Keyword research can involve lots of different strategies, but using a keyword tool is a pretty obvious option. We’ve looked at free keyword tools before, and have not been impressed. Years ago, I read a suggestion to use a dictionary to identify useful keywords, and the keyword tools we tested didn’t rise far above that idea.
However, we’ve had a new keyword quandary arise. A client with a pretty straightforward niche product is having trouble gaining high quality scores for Adwords ads when using Google’s suggested keywords. Competitors include companies like General Electric, websites with blogs and knowledgebases, and specialized ad campaign landing pages.
Yes, of course, the client should add regular blogging, a strong knowledgebase, and specialized ad campaign landing pages. For a startup, though, those items can have a hard time making it to the top of the budget priorities list, or even to the top of the in-house to-do list. Those steps end up on the list of things that need doing once the resources become available.
In the meantime, identifying keywords with lower levels of competition can help. Some of the keywords the client thought of have such low search volume that they’re tagged in Adwords as low-volume. Between the low volume keywords and the keywords which are getting low quality scores compared with the Goliath-sized competitors bidding on them, our startup client is finding it a challenge to get the desired results with CPC ads.

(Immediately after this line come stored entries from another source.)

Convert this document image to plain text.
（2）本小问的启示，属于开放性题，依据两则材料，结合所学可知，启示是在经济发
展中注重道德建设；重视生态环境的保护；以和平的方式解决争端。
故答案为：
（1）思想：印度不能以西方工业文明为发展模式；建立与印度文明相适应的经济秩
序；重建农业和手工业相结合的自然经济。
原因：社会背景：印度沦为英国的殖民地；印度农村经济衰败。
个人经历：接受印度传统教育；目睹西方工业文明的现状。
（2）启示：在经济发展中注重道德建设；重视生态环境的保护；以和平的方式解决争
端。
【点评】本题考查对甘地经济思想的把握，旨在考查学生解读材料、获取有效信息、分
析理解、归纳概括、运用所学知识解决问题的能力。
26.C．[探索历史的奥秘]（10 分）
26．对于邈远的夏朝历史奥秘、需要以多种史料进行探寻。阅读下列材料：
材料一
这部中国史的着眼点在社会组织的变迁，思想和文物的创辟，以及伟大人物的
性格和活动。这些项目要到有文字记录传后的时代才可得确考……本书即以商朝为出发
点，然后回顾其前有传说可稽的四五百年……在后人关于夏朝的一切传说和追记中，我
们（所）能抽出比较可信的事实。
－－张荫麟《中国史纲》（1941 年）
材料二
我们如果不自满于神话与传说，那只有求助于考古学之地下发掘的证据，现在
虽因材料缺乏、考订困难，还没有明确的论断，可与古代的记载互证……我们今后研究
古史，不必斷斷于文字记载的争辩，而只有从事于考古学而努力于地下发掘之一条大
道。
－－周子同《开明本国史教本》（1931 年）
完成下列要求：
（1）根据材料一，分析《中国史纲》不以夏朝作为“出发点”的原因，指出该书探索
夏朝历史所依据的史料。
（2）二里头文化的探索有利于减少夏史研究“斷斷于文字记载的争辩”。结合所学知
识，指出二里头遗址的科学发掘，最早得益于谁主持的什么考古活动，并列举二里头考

It’s kind of like a small independent local bookshop deciding to challenge Amazon for the keyword “books.”
So we went back to take another look at WordStream’s free keyword tool. The strength of WordStream over other free keyword tools is the sheer quantity of keywords offered. For this particular client, we don’t have access to data on the frequency of use or search volume for the various keywords within the client’s target market, so we need to rely on their intuitions as a starting point. For best results in a case like this, a large list is a help.
Using the tool is very easy. Type in the most generic keyword and you’ll receive a list of related keywords. When we tried this tool with less niche-specific terms, we saw just a few valuable suggestions in the flotsam and jetsam of the list — a drawback to high quantity. With this client’s more specialized terms, the lists were more focused and more valuable.
You can then filter out terms that contain words you don’t want to work with. In this case, we are removing mice, which are a bit of a red herring in this case. This automated step can be a real time saver. You can also manually remove terms from the list and narrow it down to a good selection of keywords for your particular organization.
WordStream will then email you the list as a spreadsheet so you can work with it easily (or as easily as you personally can work with spreadsheets).
The spreadsheet includes WordStream’s search volume estimate for each term. WordStream is confident of their estimates, but you can often use Google Trends to double check and refine your list further.
This freemium model offers more keywords and some competitive data as part of an enterprise-level suite of tools suited to larger organizations with a dedicated ad-focused marketing team. Find WordStream’s pricing info on their website. WordStream also offers a free Keyword Grouper and several related tools.